It’s been a little while since we heard the expected, but still devastating news that the Eurovision Song Contest had been cancelled. Eurovision fans worldwide were united in their feelings of disappointment, and even anger that there wasn’t an alternate way to see the 41 songs compete for the trophy. What else we have in common is that we all now have to come to terms with the decision.
What else has happened in the past few weeks?
We thought the cancellation was a knife to the heart, but the EBU then delivered the next blow. The 41 competing songs would not be eligible for the 2021 contest, set to take place in Rotterdam as far as we know, although this is yet to be confirmed. Each individual nation may choose to re-select their acts, but the songs that we became connected to this year will not be seen on the Eurovision stage. It’s difficult to know that we went through months of national selections, the highs and the lows, and we will never know which song reigned supreme, but I guess we have to treat it as a ‘choose your own adventure’ where each individual fan can come to some sort of conclusion on their personal winner.
On one hand, it’s easy to see why the Reference Group made the decision that they did – the songs would be over a year old once they hit the Eurovision stage, and it would be breaking the publication date rule. On the other hand, this situation is totally unique, and perhaps breaking the rules for one year wouldn’t be so bad? I guess the most devastating part of the choice is that the likelihood seemed high that a nation that had not yet won Eurovision would actually win.
It’s not just fans that have spoken up about the decision, but we have seen artists, delegation members and songwriters speak up. Thomas Schreiber, Head of Entertainment at NDR in Germany has spoken up to say that he does not agree with the decision to not allow the 2020 songs a chance on the Eurovision stage for the reason that it has ‘destroyed large investments in 41 countries, destroyed the hopes and dreams of many artists, and disappointed the Eurovision family.’ Bulgaria’s broadcaster BNT have also mirrored this sentiment, as has San Marino’s RTV.

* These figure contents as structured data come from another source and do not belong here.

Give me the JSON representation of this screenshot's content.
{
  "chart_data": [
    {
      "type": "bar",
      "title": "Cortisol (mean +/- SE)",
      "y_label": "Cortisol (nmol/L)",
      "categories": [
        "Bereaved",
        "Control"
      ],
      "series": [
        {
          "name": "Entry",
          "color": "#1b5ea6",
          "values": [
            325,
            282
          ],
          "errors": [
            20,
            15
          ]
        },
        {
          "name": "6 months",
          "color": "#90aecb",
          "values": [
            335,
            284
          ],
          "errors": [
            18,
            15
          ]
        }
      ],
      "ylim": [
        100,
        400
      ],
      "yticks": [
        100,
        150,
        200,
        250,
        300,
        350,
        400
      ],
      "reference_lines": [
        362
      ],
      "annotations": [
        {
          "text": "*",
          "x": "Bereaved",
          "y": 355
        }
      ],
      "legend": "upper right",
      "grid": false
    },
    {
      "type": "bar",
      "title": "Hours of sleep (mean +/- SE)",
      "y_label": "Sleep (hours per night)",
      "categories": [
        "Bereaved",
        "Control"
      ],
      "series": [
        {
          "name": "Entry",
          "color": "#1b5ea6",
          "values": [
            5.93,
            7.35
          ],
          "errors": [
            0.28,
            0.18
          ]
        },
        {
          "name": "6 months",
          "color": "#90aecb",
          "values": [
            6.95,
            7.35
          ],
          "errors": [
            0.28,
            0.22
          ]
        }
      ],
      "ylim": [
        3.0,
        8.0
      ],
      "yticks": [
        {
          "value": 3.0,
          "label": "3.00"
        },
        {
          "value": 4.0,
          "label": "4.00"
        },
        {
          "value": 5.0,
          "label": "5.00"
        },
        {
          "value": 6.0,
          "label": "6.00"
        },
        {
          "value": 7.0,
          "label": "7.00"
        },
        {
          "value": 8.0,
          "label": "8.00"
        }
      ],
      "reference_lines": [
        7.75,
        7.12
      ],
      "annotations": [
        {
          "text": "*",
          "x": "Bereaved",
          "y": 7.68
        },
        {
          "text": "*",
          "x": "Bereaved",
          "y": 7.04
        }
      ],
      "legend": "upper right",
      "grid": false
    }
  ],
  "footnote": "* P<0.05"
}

Returning Artists, or a Fresh batch?
At the time of writing this, a total of 13 artists have been re-selected for Eurovision in 2021:
- Australia – Montaigne
- Azerbaijan – Efendi
- Austria – Vincent Bueno
- Belgium – Hooverphonic
- Bulgaria – VICTORIA
- Georgia – Tornike Kipiani
- Greece – Stefania
- Israel – Eden Alene
- Netherlands – Jeangu Macrooy
- Romania – Roxen
- Spain – Blas Cantó
- Switzerland – Gjon’s Tears
- Ukraine – Go_A
Some nations have determined that they will still move forward with their national selections, and whether the 2020 artists will take place or not is yet to be seen. Perhaps most devastatingly for Eurovision fans is the recent news that Daði Freyr will not be returning to the Icelandic selection should that go ahead, as he feels that he would be selected again regardless of the song, rendering it unfair to the other competing acts. Considering he was perhaps one of the strongest favourites to win the contest, if I were on the Icelandic delegation, I would be doing everything humanly possible to select him as the representative. Nonetheless, we will see how this pans out in the coming weeks or months. A similar situation is happening with Lithuania, Norway and Denmark, where the normal national selection has been announced.
Filling the Void
The EBU has announced an intention to honour the songs and artists of Eurovision 2020 through the programme Europe Shine A Light, which will be produced by the Dutch Members NPO, NOS and AVROTROS in collaboration with the EBU. This will be aired on the night the Grand Final was set to be held, Saturday May 16th. All 41 songs will be featured in a non-competitive format, and will be hosted by the three hosts who were set to present Eurovision this year, Chantal Janzen, Edsilia Rombley and Jan Smit. Online content presenter NikkieTutorials will also be involved.
Although it will certainly not replace the beloved contest, it’s at least something to recognise the work gone into the entries this year. In addition, some national broadcasters have announced special television programs, including the United Kingdom who will broadcast a show called ‘Come Together’ on May 16th. Sweden has also announced alternate programming, giving the Swedes a chance to vote.
What’s Next for Eurovision Union?
After a brief break, Eurovision Union is back, and we plan to bring you a whole range of new content over the next few months. Our collaboration with ESCDaily will continue, and we have some exciting things to come, which will hopefully reignite the Eurovision spark after the devastating (but necessary) news that Eurovision 2020 was cancelled.
We have also decided to go ahead with our 2020 Song Reviews, and we would love for you to follow along, and comment on our social media with your thoughts on the would-have-been entries of 2020.
Although we are devastated that we can’t bring you content live from Rotterdam, the most important thing is that everyone stays safe and well.